Yeah, Mitchell, I would say just from a cash standpoint and how long that allows us in the study, it's a little difficult, obviously, to opine on that until we do know exactly what that trial design will be following our meeting with the FDA and be able to start that study. What I would say is we do expect that it would enroll very quickly, given how attractive the clinical data is that we have in the product today.
And so we're sitting with the cash that we have on our balance sheet today, and while I know we don't provide guidance on what our burn is, you can look historically what it has been, and we'll continue to be very diligent about trying to keep our costs under control, and that gives us plenty of cash into 2027, which we think will, at the very least, enable us to push very far into that pivotal study.
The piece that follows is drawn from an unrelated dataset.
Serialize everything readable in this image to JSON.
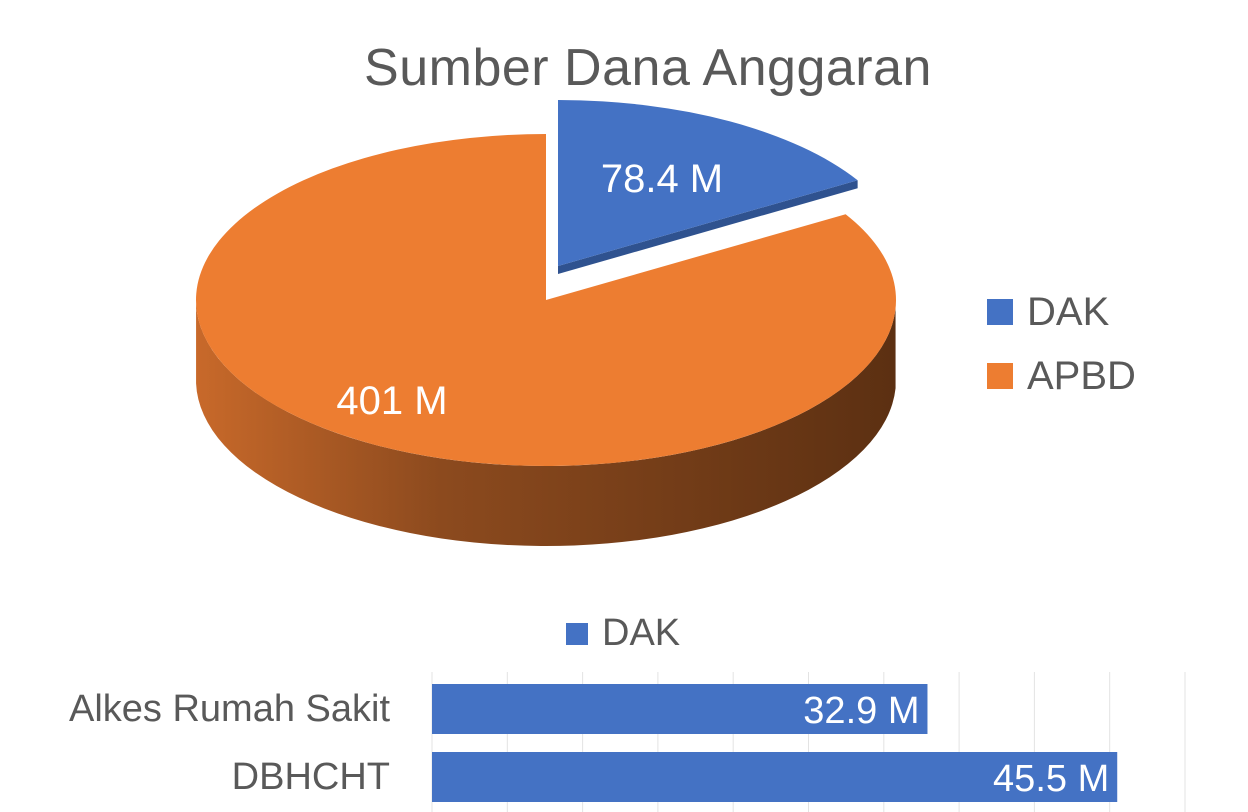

Great. Okay, and then on the commercial opportunity, can you just talk about how you see this opportunity with the current parties in the space, the Yescarta, Kymriah, and, you know, the opportunity to take market share versus grow the market? How do you see, you know, the commercial opportunity evolving, assuming that your profiled this therapy continues to kind of hold similar?
Yeah, maybe I can start a little bit, and Charlie can feel free to add. But I think, I believe that you can see from at least the UCLA data that we've shown you and the difference, how it's clearly differentiating from the approved CAR T-cell therapies. These sites, these physicians who are treating these patients understand what happens when they get this CAR, CD19 CAR therapy, and that too many patients either aren't responding initially or progress too quickly. And so if they're given the opportunity for a product that has a differentiated complete response rate and duration of response, and, you know, we'll see how the safety profile stacks up over time, that's yet to be determined, but it gives an opportunity to really, we believe, take market share. These physicians want the best products for their patients.
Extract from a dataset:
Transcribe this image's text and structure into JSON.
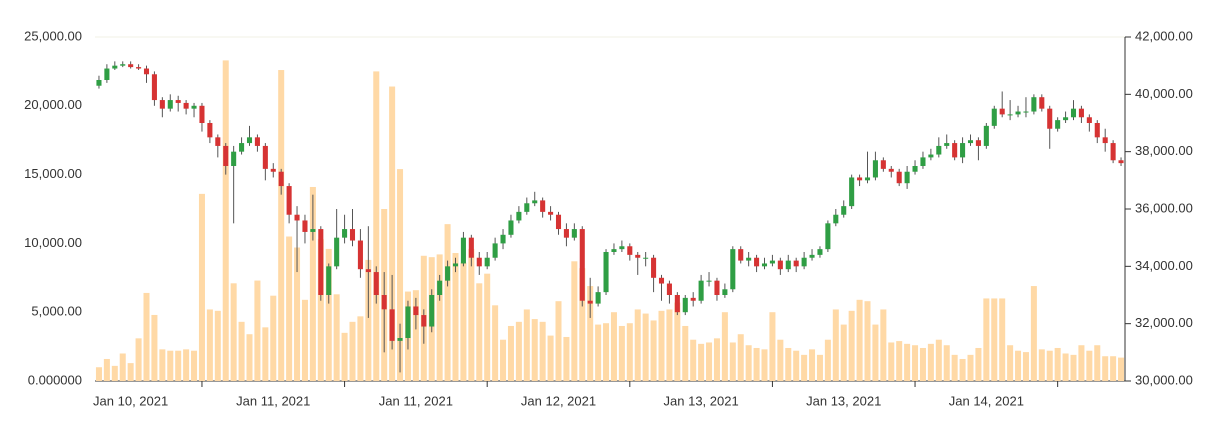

And then I think the other thing is, will this market continue to grow? And, Charlie, you might want to comment on that.
Yeah, we feel very good about the market continuing to grow as you look at just the, you know, consensus projections for the existing approved products expected to double over the next few years and continue to grow even further into the next decade. So we think it's a very significant opportunity to be able to pursue, and to do so with a highly differentiated product relative to those that are already in the market today.
Great. Thank you, and congrats again.
Thanks, Mitchell.
Thank you. There are no further questions at this time. I will now turn the call back over to Lynn for closing remarks.
Thank you all for joining us on the call. We look forward to updating you when the deal closes and on our progress moving forward.